Based on this question, I've discovered that the signaling channel for WebRTC must be trusted in order to prevent MITM attacks. This is unfortunate for a P2P use-cases where the signaling channel is some 3rd party device.
One idea I had is to encrypt and authenticate the WebRTC signaling with libsodium box algorithm. This assumes that both peers know each other's public keys.

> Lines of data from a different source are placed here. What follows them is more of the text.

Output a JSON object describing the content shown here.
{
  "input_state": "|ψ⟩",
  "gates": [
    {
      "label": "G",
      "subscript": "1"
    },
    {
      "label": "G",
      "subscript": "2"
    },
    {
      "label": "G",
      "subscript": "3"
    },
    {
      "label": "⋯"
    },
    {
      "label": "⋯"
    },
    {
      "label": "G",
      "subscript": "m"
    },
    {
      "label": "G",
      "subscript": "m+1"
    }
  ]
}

Would this solve the MITM issue?
Just to add some additional clarification because I frankly don't really know what I'm doing:
I'm using simple-peer
which has a simple API for signaling the WebRTC connection. I can create a public pub/sub channel easily using for example signalhub
.
Now suppose each peer subscribed to their public key on signalhub. When peerA wants to connect with peerB, peerA uses peerB's public key, boxes the signal from simple-peer with libsodium, and broadcasts the message on signalhub to peerB's public key channel. When peerB receives this signaling message, it can decrypt and authenticate that the message was sent from peerA.
This intuitively feels secure to me. A MITM could attempt to signal to peerB, but wouldn't be able to authenticate as peerA. Also the MITM couldn't decrypt the signal from peerA so they couldn't respond pretending to be peerB either.
As I understand it, once the signaling is complete and the WebRTC connection is established, the P2P channel is end-to-end encrypted so at this point we should be secure.